L’économie pure, c’est aussi, à la fin de chaque section, la liaison de ce mécanisme avec les comportements économiques, avec un renvoi à l’économie appliquée.
« L’économie appliquée » c’est la recherche de ce que doit être l’action consciente de l’Etat. Mais pour Walras, ce que l’Etat doit faire, c’est le résidu ; c’est ce que ne peuvent pas faire les agents économiques à la poursuite de leurs intérêts particuliers. L’économie appliquée est donc également l’étude des comportements économiques. Il s’agit en effet de rechercher comment « la satisfaction de l’intérêt personnel concorde… avec la satisfaction de l’intérêt général »(EA p382) avant de faire intervenir l’Etat, là où cette concordance n’est pas assurée.
« L’économie sociale » enfin, c’est la détermination scientifique de la « justice » économique et sociale, la forme walrasienne du bien public. Cet élément, très sommaire chez Mandeville qui ne pose pas de norme précise, est très approfondi chez Walras, qui bâtit une cité idéale.

Aucun ouvrage de Walras ne traite de l’attitude individuelle de non-souveraineté, mais elle est implicite dès le départ. Dans une célèbre lettre à Walras, le mathématicien Henri Poincaré écrit même que les agents économiques de Walras sont ‘infiniment égoïstes’.

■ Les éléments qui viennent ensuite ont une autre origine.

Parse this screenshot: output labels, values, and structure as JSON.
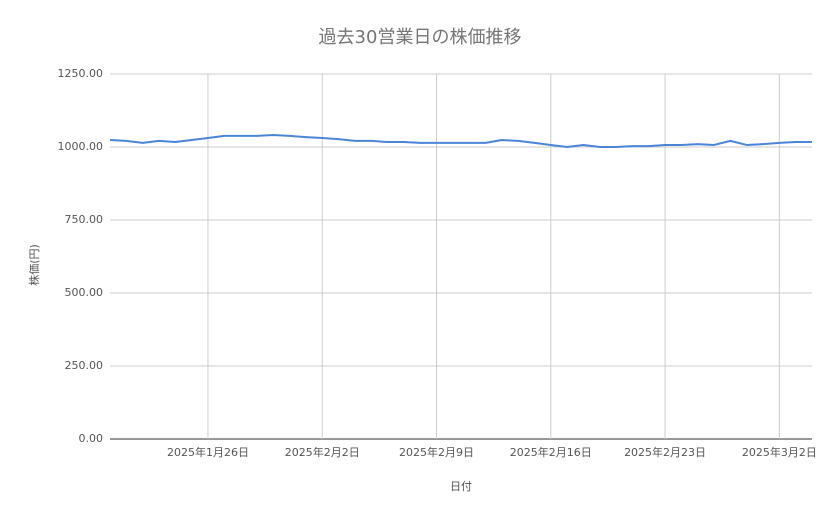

L’articulation des mécanismes et des comportements dans l’échange

La théorie de l’échange de Walras nous paraît présentée d’une manière qui illustre bien l’articulation entre un mécanisme économique et un comportement économique.
le mécanisme de l’échange
Dans ses « éléments d’économie politique pure », Walras commence par étudier l’échange sans production. Il commence par supposer qu’il n’y a que deux marchandises à échanger, les marchandises A et B. C’est la section II « l’échange de deux marchandises entre elles ».
Il y a deux sortes d’individus. Les « porteurs de A », qui détiennent du A, et les « porteurs de B », qui détiennent du B.
Au début, Walras affirme qu’il pose les fonctions d’offre et de demande « empiriquement », ce qui fait que, dans la pratique, elles sont données. Le passage suivant nous paraît très significatif :
« Si notre homme[…] était empêché de se rendre en personne sur le marché, ou si, pour une raison ou pour une autre, il devait donner sa commission à un ami ou ses ordres à un agent, il devrait prévoir toutes les valeurs possibles de pa depuis zéro jusqu'à l’infini, et déterminer en conséquence toutes les valeurs correspondantes de da en les exprimant d’une manière quelconque »EPp83
Les amis ou les agents sont les messagers des actions (les demandes), tout en étant dans l’ignorance des motivations de leurs commanditaires (les préférences). Ceci indique que c’est de l’étude d’un mécanisme dont il va être question. L’économiste ‘ramasse’ en quelque sorte, ces demandes individuelles, puis les agrège pour déduire l’offre et la demande sur le marché
« Lorsque la demande effective de (A) en (B) sera Da,m au prix pa,m , l’offre effective de (B) contre (A) sera par cela même Ob,m = Da,mpa,m »(p87).
Ayant additionné ses courbes d’offre et de demande, l’économiste détermine alors graphiquement et mathématiquement, le point où elles sont égales : l’équilibre.
les motivations des échangistes
Ce n’est qu’après avoir fait cela, à la fin de la section, que Walras se demande quelle est « la circonstance déterminante des courbes de demande partielle ». Autrement dit, qu’il se demande quelle est la motivation qui a conduit les consommateurs à adresser des courbes de demande déterminées à leurs ‘amis’.
« Revenons aux courbes de demande partielle... La longueur Oad,1 représente la quantité effectivement demandée de (A) par ce porteur au prix de 0 , c’est à dire la quantité qui serait consommée par lui si cette marchandise était gratuite. Or de quoi dépend généralement cette quantité ? D’un certain genre d’utilité... »(EPp104).
Donc si les consommateurs offrent et demandent des marchandises A et B en telle et telle quantité, c’est en fonction de l’utilité relative qu’ils ressentent pour les deux marchandises. Walras montre alors que l’équilibre permet d’atteindre « le maximum d’utilité » pour tous les échangistes .
Walras raisonne donc en étudiant d’abord le mécanisme du marché, puis les motivations des échangistes.
Dans la « théorie de la production », ceci est beaucoup moins net, mais il nous semble que l’on pourrait toujours logiquement séparer, dans son raisonnement, le mécanisme et les comportements.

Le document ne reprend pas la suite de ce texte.